In Grief Support, Sometimes Simplicity is Best

The moment you learn that a child you care about is dealing with death, a running ticker tape of emotional responses begins to scroll through your head. 

...What do I do? This is so scary. How do I help? I can’t believe this happened...

As you parse through the rich and growing material circulating within the childhood bereavement support community, isolate the advice that matches your special needs. Grief support is not supposed to be a ‘one size fits all’ experience. Despite what you may know about stages of grief, the bulwark of grief growth happens in tasks. So it is best to rely on grief support resources honoring grief in tasks, not stages. Grief is not orderly and bereavement responses do not follow linear timelines. Children handle the emotions associated with death and loss in real time, at their present level of development. Any support response you deliver must be adaptable and modified as the child matures.  
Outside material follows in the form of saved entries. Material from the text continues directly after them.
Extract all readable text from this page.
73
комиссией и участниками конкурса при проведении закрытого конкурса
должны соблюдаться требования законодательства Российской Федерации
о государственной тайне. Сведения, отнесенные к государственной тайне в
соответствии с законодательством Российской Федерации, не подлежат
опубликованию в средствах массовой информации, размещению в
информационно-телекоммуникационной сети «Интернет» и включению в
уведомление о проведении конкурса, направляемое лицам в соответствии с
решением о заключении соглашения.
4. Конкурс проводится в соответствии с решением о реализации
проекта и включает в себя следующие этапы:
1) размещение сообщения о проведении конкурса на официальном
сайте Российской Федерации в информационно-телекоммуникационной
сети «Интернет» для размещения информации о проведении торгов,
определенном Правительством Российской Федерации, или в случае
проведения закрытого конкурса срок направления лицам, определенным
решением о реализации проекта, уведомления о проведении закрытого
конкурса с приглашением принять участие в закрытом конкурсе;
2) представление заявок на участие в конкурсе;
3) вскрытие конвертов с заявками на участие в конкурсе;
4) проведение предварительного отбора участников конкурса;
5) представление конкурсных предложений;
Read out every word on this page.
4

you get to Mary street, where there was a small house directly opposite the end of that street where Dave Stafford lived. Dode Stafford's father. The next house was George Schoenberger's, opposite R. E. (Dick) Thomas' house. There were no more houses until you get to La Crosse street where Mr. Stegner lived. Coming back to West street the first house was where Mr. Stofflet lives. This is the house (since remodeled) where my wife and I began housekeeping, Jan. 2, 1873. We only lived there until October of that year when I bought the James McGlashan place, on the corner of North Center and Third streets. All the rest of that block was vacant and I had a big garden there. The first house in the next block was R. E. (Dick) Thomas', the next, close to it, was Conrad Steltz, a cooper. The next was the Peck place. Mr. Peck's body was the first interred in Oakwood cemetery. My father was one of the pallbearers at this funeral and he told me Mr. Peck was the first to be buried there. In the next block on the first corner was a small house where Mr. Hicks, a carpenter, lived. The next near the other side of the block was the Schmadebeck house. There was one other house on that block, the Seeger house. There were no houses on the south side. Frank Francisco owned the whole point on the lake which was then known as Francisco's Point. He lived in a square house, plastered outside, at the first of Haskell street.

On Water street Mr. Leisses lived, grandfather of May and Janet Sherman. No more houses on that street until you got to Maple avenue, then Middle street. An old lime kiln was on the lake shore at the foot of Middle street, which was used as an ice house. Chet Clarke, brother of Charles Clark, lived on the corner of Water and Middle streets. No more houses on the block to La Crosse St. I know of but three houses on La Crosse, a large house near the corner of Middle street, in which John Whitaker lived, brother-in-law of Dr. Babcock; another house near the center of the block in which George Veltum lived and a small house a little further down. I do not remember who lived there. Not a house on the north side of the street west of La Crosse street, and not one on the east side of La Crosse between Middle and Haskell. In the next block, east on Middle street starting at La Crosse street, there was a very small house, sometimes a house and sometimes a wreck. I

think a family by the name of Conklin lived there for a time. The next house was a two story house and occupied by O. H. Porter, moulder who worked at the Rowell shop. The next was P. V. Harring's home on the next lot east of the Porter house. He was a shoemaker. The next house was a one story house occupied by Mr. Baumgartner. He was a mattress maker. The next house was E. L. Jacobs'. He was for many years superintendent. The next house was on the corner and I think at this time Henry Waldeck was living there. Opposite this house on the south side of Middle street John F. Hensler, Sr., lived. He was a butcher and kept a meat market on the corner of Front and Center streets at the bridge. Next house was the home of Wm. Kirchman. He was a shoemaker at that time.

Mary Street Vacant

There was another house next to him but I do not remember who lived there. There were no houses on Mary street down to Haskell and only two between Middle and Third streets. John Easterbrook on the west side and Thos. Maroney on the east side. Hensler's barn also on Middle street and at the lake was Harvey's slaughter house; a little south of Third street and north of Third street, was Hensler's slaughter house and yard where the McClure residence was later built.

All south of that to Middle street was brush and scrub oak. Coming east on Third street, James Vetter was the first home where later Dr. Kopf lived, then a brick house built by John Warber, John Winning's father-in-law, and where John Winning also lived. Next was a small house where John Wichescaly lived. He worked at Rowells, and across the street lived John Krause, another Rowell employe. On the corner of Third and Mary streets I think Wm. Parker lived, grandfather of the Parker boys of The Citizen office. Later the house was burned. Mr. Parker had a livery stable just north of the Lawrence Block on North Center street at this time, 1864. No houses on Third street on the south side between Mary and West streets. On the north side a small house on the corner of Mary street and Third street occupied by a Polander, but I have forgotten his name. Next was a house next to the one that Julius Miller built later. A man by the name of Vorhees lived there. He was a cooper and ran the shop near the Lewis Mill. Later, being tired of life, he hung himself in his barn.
The National Alliance for Grieving Children (NAGC) http://www.nationalallianceforgrievingchildren.org/ is the premier resource for best practice in grief support for children. Although bereavement support cannot be accomplished in simple steps, NAGC member The Amelia Center www.ameliacenter.org offers this thoughtful list sharing 10 Ways to Help Grieving Children: 

http://childrengrieve.org/sites/default/files/spiritweb/10%20Ways%20to%20Help%20grieving%20children.pdf

Grief support can be overwhelming. And sometimes you have to begin with a simple list of directives, and grow your support from there. Every death and grief story is unique, and when you’re teaching children how to be alive again, you’ve got to do it in such a way that the child feels you can see inside of them. So be as honest with yourself as possible about what you can do, seek help for what you cannot do, and share the kind of support that feels most authentic for everyone.